Marten Pepijn was a Flemish painter who was mainly known for his large-scale history paintings and to a lesser extent for his smaller genre scenes.
Marten Pepijn was born in Antwerp as the son of WIllem Pepijn and Catharina van den Berg. His father was a buyer of used clothes and art dealer in Antwerp. It is not clear with whom Marten trained. In 1600 he was admitted as a master in the Antwerp Guild of Saint Luke as a 'wijnmeester', i.e. the son of a member. The 17th-century Flemish biographer Cornelis de Bie reported in his 1662 Het Gulden Cabinet that Pepijn visited Italy but there is no evidence of such trip.

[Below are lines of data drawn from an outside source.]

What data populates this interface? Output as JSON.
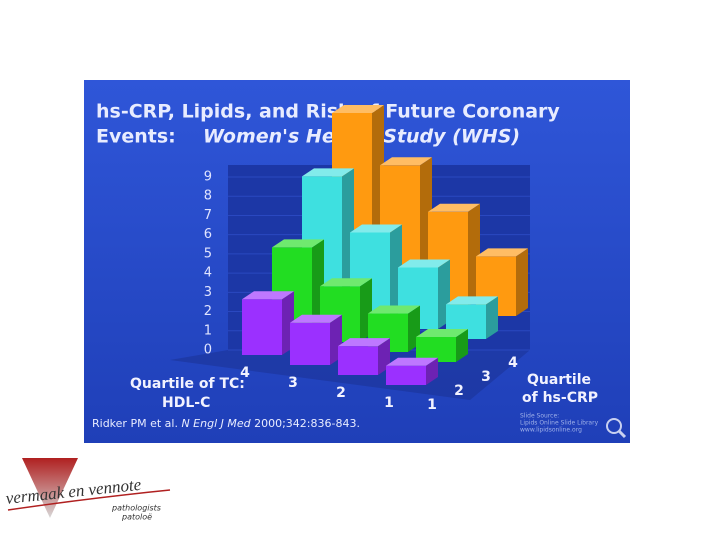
{
  "chart_data": {
    "type": "bar3d",
    "title": [
      "hs-CRP, Lipids, and Risk of Future Coronary",
      "Events:",
      "Women's Health Study (WHS)"
    ],
    "x_label": [
      "Quartile of TC:",
      "HDL-C"
    ],
    "series_label": [
      "Quartile",
      "of hs-CRP"
    ],
    "categories": [
      "4",
      "3",
      "2",
      "1"
    ],
    "series": [
      {
        "name": "1",
        "color": "#9b30ff",
        "values": [
          2.9,
          2.2,
          1.5,
          1.0
        ]
      },
      {
        "name": "2",
        "color": "#22dd22",
        "values": [
          4.4,
          2.9,
          2.0,
          1.3
        ]
      },
      {
        "name": "3",
        "color": "#3ee0e0",
        "values": [
          6.9,
          4.5,
          3.2,
          1.8
        ]
      },
      {
        "name": "4",
        "color": "#ff9a10",
        "values": [
          9.0,
          6.8,
          4.9,
          3.1
        ]
      }
    ],
    "ylim": [
      0,
      9
    ],
    "yticks": [
      0,
      1,
      2,
      3,
      4,
      5,
      6,
      7,
      8,
      9
    ],
    "grid": true,
    "source": [
      "Ridker PM et al.",
      "N Engl J Med",
      "2000;342:836-843."
    ],
    "slide_source": [
      "Slide Source:",
      "Lipids Online Slide Library",
      "www.lipidsonline.org"
    ]
  },
  "logo": {
    "name": "vermaak en vennote",
    "lines": [
      "pathologists",
      "patoloë"
    ]
  }
}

He married on 1 December 1601 with Marie Huybrechts (her death debt was paid between 1647 and 1648) with whom he had five children: Willem, Adriaan, Marten, Martha and Katharina. His daughter Katharina (1619–1668) became a notable portrait painter in the style of Rubens and van Dyck. A son also became a painter but nothing his known about his work.
Although Cornelis de Bie and the early Dutch artist biographer Arnold Houbraken wrote that there was rivalry between Pepijn and Rubens, this is unlikely in view of the fact that Isabella Brant, Rubens' first wife, was the godmother of his eldest daughter Martha. The artist also had a close relationship with Anthony van Dyck who painted his portrait. This painting ended up in the 19th century in the collection of the Dutch king William II.
Between 1602 and 1628 Maarten Pepijn took on eight apprentices. In addition to his own children, his pupils were Hans Caes, Claes Fopsen, Hans Bosken (all 1602), Matthieu Matthiesen (1613), Matthys Goossens (1620/21), François Lemmens (1620/21), Joris Sebil (1620/21) and François van Boost (1625/26).
Marten Pepijn suffered of ill health at the end of his life and died in Antwerp in 1643.